Unto Dr. and Mrs. Welch were born the following children: Dr. William Edward, who married Julia Smith and practices his profession at Rainier, Oregon; Robert Sterling, who became a dentist but is now deceased; John C, of Portland, who married Alice Wallace and had three children, Mary A., John W. and Margaret J.; Henry, who wedded Fanny Hendren and lives near Hillsboro, Oregon; Frank P., who is a dentist, married Elizabeth Mock, but is now deceased; Catherine J., the wife of Dr. Cawood, of Portland, and the mother of two children, John R. and Elizabeth; Reuben; Anna Elizabeth, the wife of George H. Tuttle, of Portland; and Benjamin T., at home.
Dr. Welch was laid to rest in Riverview cemetery. His death was indeed a deep blow to his family, to whom he had ever been a devoted and loving husband and father. He was also a loyal member of the Independent Order of Odd Fellows, was one of the organizers of the state board of dental examiners and was appointed one of the four members of that body. He held to high professional standards and to lofty ideals of citizenship and of manhood, and thus won for himself an exalted position in the regard and friendship of those with whom professional and social relations brought him in contact.
CHARLES H. DYE.
Charles Henry Dye's first ancestor in America was a Dane who came with the Dutch founders of New Amsterdam, and Dey street. New York city, is named for the family cow pasture on the island of Manhattan. A grandson, Andrew Dey, or Dye as it came to be spelled, went to Maryland and there married Sarah Minor, own cousin to the wife of George Washington, and Colonel Dye's place was Washington's headquarters, mentioned in Irving's Life of Washington. At the close of the war, in lieu of money, the Revolutionary veterans were paid in Ohio lands, and Andrew Dye moved to Miami county, Ohio, where he lived until 1835. Four years later, in 1839, Henry Dye, father of the subject of our sketch, emigrated from the Ohio home to the newly opened Black Hawk Purchase in Iowa, where, on a farm near Fort Madison, in August, 1856, Charles Henry Dye was bom, next to the youngest of a large family of brothers and sisters.
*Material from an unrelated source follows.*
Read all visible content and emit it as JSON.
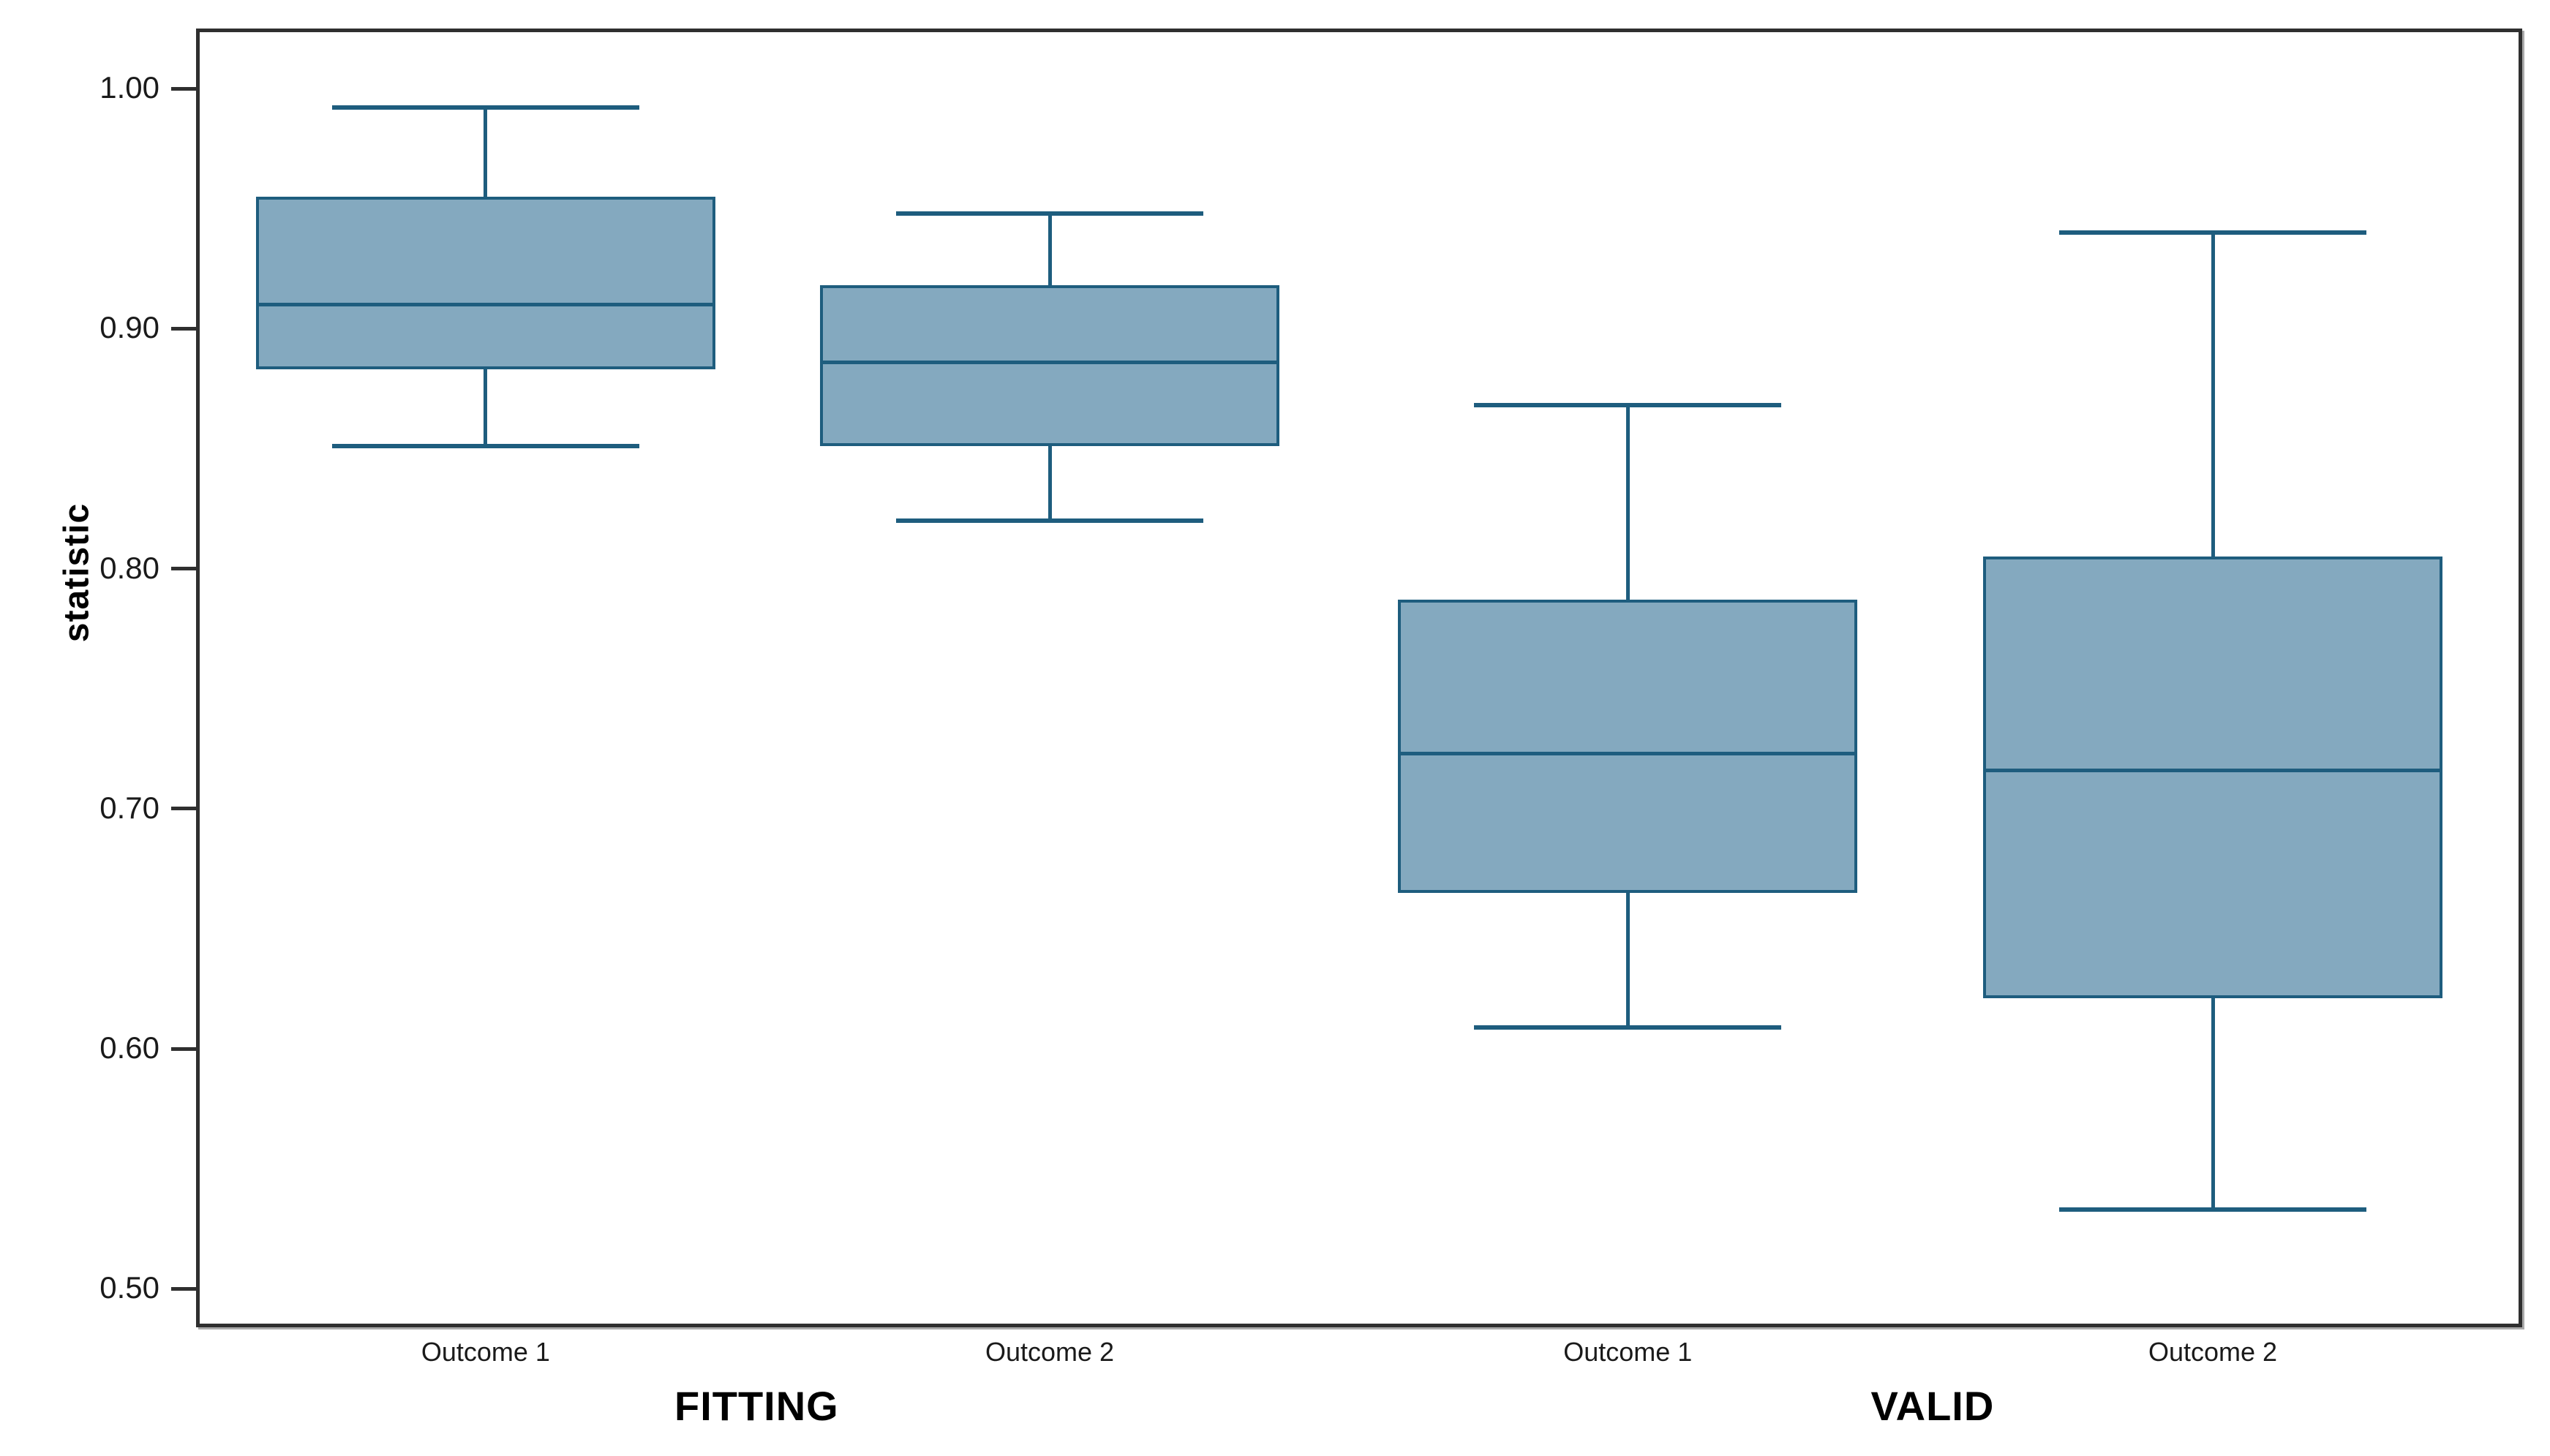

In 1878 Charles H. Dye graduated from Denmark Academy, Iowa, and entered Oberlin College, Ohio, where he won oratorical honors and graduated with distinction in 1882, and a week later was married to his college classmate, Eva L. Emery. After six years in school work, as principal of a high school and an academy, Mr. Dye entered the law department of the State University of Iowa at Iowa City, graduating in 1889 and winning the prize for the best legal thesis of that year. Settling in Oregon City in 1890, Mr. Dye immediately identified himself with the best interests of the community and has held the offices of deputy district attorney, city attorney and representative in the state legislature, where among other bills he introduced an act known as the union high school law, now in successful operation throughout the state of Oregon.
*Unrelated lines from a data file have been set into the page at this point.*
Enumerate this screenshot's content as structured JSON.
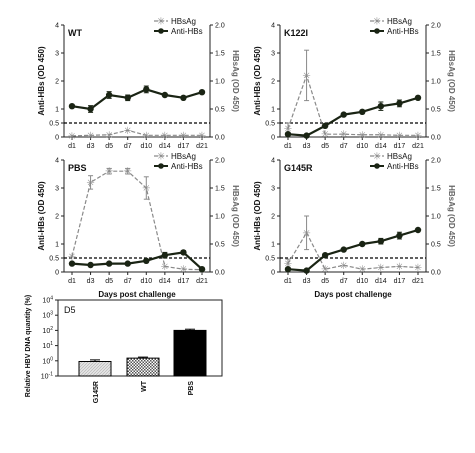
{
  "chart_data": [
    {
      "type": "line",
      "title": "WT",
      "xlabel": "",
      "ylabel": "Anti-HBs (OD 450)",
      "y2label": "HBsAg (OD 450)",
      "categories": [
        "d1",
        "d3",
        "d5",
        "d7",
        "d10",
        "d14",
        "d17",
        "d21"
      ],
      "ylim": [
        0,
        4
      ],
      "y2lim": [
        0,
        2
      ],
      "yticks": [
        "0",
        "1",
        "2",
        "3",
        "4"
      ],
      "y2ticks": [
        "0.0",
        "0.5",
        "1.0",
        "1.5",
        "2.0"
      ],
      "threshold": 0.5,
      "threshold_label": "0.5",
      "legend": "top-right",
      "series": [
        {
          "name": "HBsAg",
          "axis": "right",
          "values": [
            0.02,
            0.03,
            0.04,
            0.12,
            0.03,
            0.03,
            0.03,
            0.03
          ],
          "err": [
            0,
            0,
            0,
            0,
            0,
            0,
            0,
            0
          ]
        },
        {
          "name": "Anti-HBs",
          "axis": "left",
          "values": [
            1.1,
            1.0,
            1.5,
            1.4,
            1.7,
            1.5,
            1.4,
            1.6
          ],
          "err": [
            0.05,
            0.12,
            0.12,
            0.1,
            0.12,
            0.05,
            0.05,
            0.05
          ]
        }
      ]
    },
    {
      "type": "line",
      "title": "K122I",
      "xlabel": "",
      "ylabel": "Anti-HBs (OD 450)",
      "y2label": "HBsAg (OD 450)",
      "categories": [
        "d1",
        "d3",
        "d5",
        "d7",
        "d10",
        "d14",
        "d17",
        "d21"
      ],
      "ylim": [
        0,
        4
      ],
      "y2lim": [
        0,
        2
      ],
      "yticks": [
        "0",
        "1",
        "2",
        "3",
        "4"
      ],
      "y2ticks": [
        "0.0",
        "0.5",
        "1.0",
        "1.5",
        "2.0"
      ],
      "threshold": 0.5,
      "threshold_label": "0.5",
      "legend": "top-right",
      "series": [
        {
          "name": "HBsAg",
          "axis": "right",
          "values": [
            0.15,
            1.1,
            0.05,
            0.05,
            0.04,
            0.04,
            0.03,
            0.03
          ],
          "err": [
            0.1,
            0.45,
            0,
            0,
            0,
            0,
            0,
            0
          ]
        },
        {
          "name": "Anti-HBs",
          "axis": "left",
          "values": [
            0.1,
            0.05,
            0.4,
            0.8,
            0.9,
            1.1,
            1.2,
            1.4
          ],
          "err": [
            0,
            0,
            0,
            0.05,
            0.05,
            0.15,
            0.12,
            0.05
          ]
        }
      ]
    },
    {
      "type": "line",
      "title": "PBS",
      "xlabel": "Days post challenge",
      "ylabel": "Anti-HBs (OD 450)",
      "y2label": "HBsAg (OD 450)",
      "categories": [
        "d1",
        "d3",
        "d5",
        "d7",
        "d10",
        "d14",
        "d17",
        "d21"
      ],
      "ylim": [
        0,
        4
      ],
      "y2lim": [
        0,
        2
      ],
      "yticks": [
        "0",
        "1",
        "2",
        "3",
        "4"
      ],
      "y2ticks": [
        "0.0",
        "0.5",
        "1.0",
        "1.5",
        "2.0"
      ],
      "threshold": 0.5,
      "threshold_label": "0.5",
      "legend": "top-right",
      "series": [
        {
          "name": "HBsAg",
          "axis": "right",
          "values": [
            0.28,
            1.6,
            1.8,
            1.8,
            1.5,
            0.1,
            0.05,
            0.04
          ],
          "err": [
            0,
            0.12,
            0.05,
            0.05,
            0.2,
            0,
            0,
            0
          ]
        },
        {
          "name": "Anti-HBs",
          "axis": "left",
          "values": [
            0.3,
            0.25,
            0.3,
            0.3,
            0.4,
            0.6,
            0.7,
            0.1
          ],
          "err": [
            0,
            0,
            0,
            0,
            0.05,
            0.1,
            0.05,
            0
          ]
        }
      ]
    },
    {
      "type": "line",
      "title": "G145R",
      "xlabel": "Days post challenge",
      "ylabel": "Anti-HBs (OD 450)",
      "y2label": "HBsAg (OD 450)",
      "categories": [
        "d1",
        "d3",
        "d5",
        "d7",
        "d10",
        "d14",
        "d17",
        "d21"
      ],
      "ylim": [
        0,
        4
      ],
      "y2lim": [
        0,
        2
      ],
      "yticks": [
        "0",
        "1",
        "2",
        "3",
        "4"
      ],
      "y2ticks": [
        "0.0",
        "0.5",
        "1.0",
        "1.5",
        "2.0"
      ],
      "threshold": 0.5,
      "threshold_label": "0.5",
      "legend": "top-right",
      "series": [
        {
          "name": "HBsAg",
          "axis": "right",
          "values": [
            0.15,
            0.7,
            0.05,
            0.12,
            0.05,
            0.08,
            0.1,
            0.08
          ],
          "err": [
            0.08,
            0.3,
            0,
            0,
            0,
            0,
            0,
            0
          ]
        },
        {
          "name": "Anti-HBs",
          "axis": "left",
          "values": [
            0.1,
            0.05,
            0.6,
            0.8,
            1.0,
            1.1,
            1.3,
            1.5
          ],
          "err": [
            0,
            0,
            0,
            0,
            0.05,
            0.1,
            0.12,
            0.05
          ]
        }
      ]
    },
    {
      "type": "bar",
      "title": "D5",
      "xlabel": "",
      "ylabel": "Relative HBV DNA quantity (%)",
      "categories": [
        "G145R",
        "WT",
        "PBS"
      ],
      "values": [
        0.9,
        1.5,
        100
      ],
      "err": [
        0.25,
        0.25,
        20
      ],
      "yscale": "log",
      "ylim": [
        0.1,
        10000
      ],
      "yticks": [
        "10-1",
        "100",
        "101",
        "102",
        "103",
        "104"
      ],
      "ytick_values": [
        0.1,
        1,
        10,
        100,
        1000,
        10000
      ],
      "patterns": [
        "light-hatch",
        "checker",
        "solid-black"
      ]
    }
  ]
}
Mr. Dye was president of the Oregon City Board of Trade for some years, until it was merged into the present Commercial Club of Oregon City, of which he is an active member. In both organizations Mr. Dye has always been identified with the movement for good roads and all other public improvements. Mr. and Mrs. Dye were the originators of the Willamette Valley Chautauqua Association that grew out of a Chautauqua circle at their home in 1894 and has now developed into the largest and most popular educational assembly in Oregon, of which association Mr. Dye has been an executive officer from the beginning.